There seem to be some clear divisions in the conference this year. Miami and Florida State have to be placed alone atop the league, with the favorite being whoever wins their season-opening Labor Day battle in Tallahassee. (Miami, in my opinion.) Virginia, Clemson, Maryland, and N.C. State sit below those two, and all have BCS aspirations, though their fulfillment will require an upset or two. The next two schools, Georgia Tech and Virginia Tech, should have no problem becoming bowl-eligible but will, barring miracles, be playing in December games. At the bottom sit Wake Forest, UNC and Duke, for whom a bowl game would mark a successful season.

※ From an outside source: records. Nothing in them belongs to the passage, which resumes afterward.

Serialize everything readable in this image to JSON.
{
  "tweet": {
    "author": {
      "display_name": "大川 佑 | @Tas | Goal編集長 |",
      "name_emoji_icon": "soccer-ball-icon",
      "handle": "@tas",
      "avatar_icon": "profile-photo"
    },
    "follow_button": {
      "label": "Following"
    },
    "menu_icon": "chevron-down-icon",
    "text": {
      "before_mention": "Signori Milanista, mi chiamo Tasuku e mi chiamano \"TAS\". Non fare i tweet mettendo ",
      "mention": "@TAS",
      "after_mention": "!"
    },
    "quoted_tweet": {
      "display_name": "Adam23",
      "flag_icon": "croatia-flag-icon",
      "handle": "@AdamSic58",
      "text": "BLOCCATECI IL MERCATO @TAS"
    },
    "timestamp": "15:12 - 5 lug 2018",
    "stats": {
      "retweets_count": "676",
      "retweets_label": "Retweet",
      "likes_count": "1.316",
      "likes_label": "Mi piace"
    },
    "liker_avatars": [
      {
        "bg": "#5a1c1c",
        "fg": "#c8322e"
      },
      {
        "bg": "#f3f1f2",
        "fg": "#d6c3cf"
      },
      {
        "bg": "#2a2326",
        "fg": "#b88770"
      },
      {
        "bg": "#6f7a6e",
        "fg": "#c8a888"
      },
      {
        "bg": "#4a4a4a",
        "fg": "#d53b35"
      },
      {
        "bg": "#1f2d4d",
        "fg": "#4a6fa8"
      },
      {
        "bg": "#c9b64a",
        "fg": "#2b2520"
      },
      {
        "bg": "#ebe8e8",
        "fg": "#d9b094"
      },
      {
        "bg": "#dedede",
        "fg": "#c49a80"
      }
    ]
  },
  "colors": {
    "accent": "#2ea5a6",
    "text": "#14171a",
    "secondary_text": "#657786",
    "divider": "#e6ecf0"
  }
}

With fewer guaranteed bowl spots than likely bowl-eligible teams, the postseason picture should be very cloudy come Thanksgiving, especially with a good possibility that two ACC teams make the BCS. With the Hokies kicking off the 2004 season tonight against Southern Cal at FedEx Field, here is one prediction for how things will shake out.

1. Miami

Offense: Only five starters are back for the ‘Canes, but it should not matter as they simply reload every year with superior athletic talent. The biggest offensive loss from a year ago is tight end Kellen Winslow, the team’s leading receiver with 60 catches for 605 yards. Brock Berlin will return under helm after a shaky junior season, his first as a starter. The transfer from Florida threw more interceptions (17) than touchdowns (12) last year and could be pushed by touted freshman Kyle Wright. Wright is clearly the future here, and may be the present if Berlin does not prove that a stellar spring performance was an indicator of him turning the corner.